French cardinal denies covering up for paedophile priest

Barbarin is accused along with five others from his diocese of helping cover up abuse in one of the parishes in the area

Lyon (AFP) - The most senior French Catholic cleric to stand trial over one of the paedophilia scandals that have rocked the church denied in court Monday covering up for a priest who abused boy scouts in the 1980s and 90s.

Cardinal Philippe Barbarin, archbishop of Lyon, southeastern France, is accused along with five others from his diocese of failing to report a priest under his responsibility to the authorities.

The 68-year-old bishop, a conservative who has made headlines with his blunt comments in the past, denied the allegations which are the most damaging yet against the church in France.

"I never sought to hide, much less cover up these horrible acts," Barbarin told the court in Lyon.  

"I don't see what I'm guilty of," he added.

The Catholic Church has been roiled in recent years by claims against priests which have come to light in the wake of a global move by victims to go public with evidence.

Clerics have been denounced in countries as far afield as Australia, Brazil, Chile, Ireland, and the United States, leading Pope Francis to promise to rid the church of a scourge that has done enormous damage to its standing.

On Monday, the pontiff promised that the children on whom priests preyed would receive justice for what he termed "the vilest and most heinous crimes imaginable".

Barbarin said he confronted the accused priest, Bernard Preynat, about the abuse "rumours" in 2010 but let the matter drop after Preynat insisted he had changed.

In 2014, after meeting with one of the priest's victims, Barbarin contacted the Vatican about the affair but only removed the priest from his post a few months later after being told by the Holy See, he said, to delay awhile "to avoid a public scandal."

Barbarin has been accused of being deaf to the suffering of abuse victims before they went public.

He caused shock in 2016 by expressing relief that most of the claims over which Preynat was accused fell under the statute of limitations, meaning the abuse took too long ago for it to be investigated.

On Monday, he admitted that he had "not always used the best and most tactful words in the past".

He faces up to three years in prison and a fine of 45,000 euros ($54,000) if convicted of failing to report abuse of minors and failing to assist persons in danger.

'Stop same mistakes'

The scandal in Lyon first blew up in 2015 when former scout Francois Devaux went public with allegations that Preynat abused him as a child 25 years earlier.
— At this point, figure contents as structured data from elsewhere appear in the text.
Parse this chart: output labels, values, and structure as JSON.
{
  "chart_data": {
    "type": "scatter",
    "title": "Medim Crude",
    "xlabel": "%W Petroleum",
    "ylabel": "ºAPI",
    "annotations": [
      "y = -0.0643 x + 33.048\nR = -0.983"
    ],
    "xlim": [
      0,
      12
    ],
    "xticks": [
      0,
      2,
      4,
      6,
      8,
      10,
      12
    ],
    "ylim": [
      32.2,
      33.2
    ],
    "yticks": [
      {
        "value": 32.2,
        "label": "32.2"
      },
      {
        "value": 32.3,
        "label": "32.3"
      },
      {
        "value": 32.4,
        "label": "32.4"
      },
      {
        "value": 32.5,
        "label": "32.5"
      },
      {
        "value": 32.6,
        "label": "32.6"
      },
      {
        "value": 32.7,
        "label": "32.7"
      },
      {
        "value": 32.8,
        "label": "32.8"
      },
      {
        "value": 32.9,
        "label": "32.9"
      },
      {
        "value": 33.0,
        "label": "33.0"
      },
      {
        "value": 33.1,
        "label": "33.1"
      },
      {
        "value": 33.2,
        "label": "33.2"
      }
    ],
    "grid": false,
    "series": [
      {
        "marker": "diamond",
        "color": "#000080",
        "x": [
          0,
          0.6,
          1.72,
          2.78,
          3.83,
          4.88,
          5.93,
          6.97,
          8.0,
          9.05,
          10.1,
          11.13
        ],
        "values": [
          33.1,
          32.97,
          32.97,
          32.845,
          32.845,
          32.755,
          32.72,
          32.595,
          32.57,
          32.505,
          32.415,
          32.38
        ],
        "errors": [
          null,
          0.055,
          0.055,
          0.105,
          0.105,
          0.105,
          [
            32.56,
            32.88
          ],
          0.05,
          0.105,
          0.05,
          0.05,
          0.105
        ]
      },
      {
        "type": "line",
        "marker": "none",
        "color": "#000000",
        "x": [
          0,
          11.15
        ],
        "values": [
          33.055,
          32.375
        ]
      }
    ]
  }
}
Speaking shortly before the trial began Devaux said: "The goal is to stop the same mistakes being repeated."

Devaux filed an official complaint against Preynat in 2015 and against Barbarin the following year.

After six months of investigation and 10 hours of interviews with the cardinal, investigators dropped the case in 2016, saying the allegations against Barbarin, who has retained the support of the pope, were either too old or impossible to prove.

But nine victims succeeded in reopening the probe which led to Barbarin and others, including the now-archbishop of Auch and the bishop of Nevers in France, having to stand trial.

All of them worked in the Lyon diocese at the time of the abuse.

Vatican implicated

The victims' group, La Parole Liberee (Freed Speech), gathered testimony from a total of 85 people claiming to have been victims of Preynat in Lyon.

After he was first denounced in 1991, Preynat was prevented from leading scout groups, but he was later allowed to teach children and held positions of authority in parishes until 2015.

He has acknowledged abusing boys and is set to be tried later this year.

Two other French religious figures have been convicted of failing to report child abuse in the past: the archbishop of Bayeux-Lisieux, Pierre Rican, in 2001, and the former bishop of Orleans, Andre Fort, last year.

The head of the Vatican's powerful Congregation for the Doctrine of the Faith, Spanish Archbishop Luis Francisco Ladaria Ferrer, has also been accused of complicity in the alleged Lyon cover-up.

In correspondence with Barbarin about the priest, the Vatican's number three advised the cardinal to take "necessary disciplinary measures while avoiding public scandal".

The Vatican has cited his immunity from prosecution and he will not go on trial.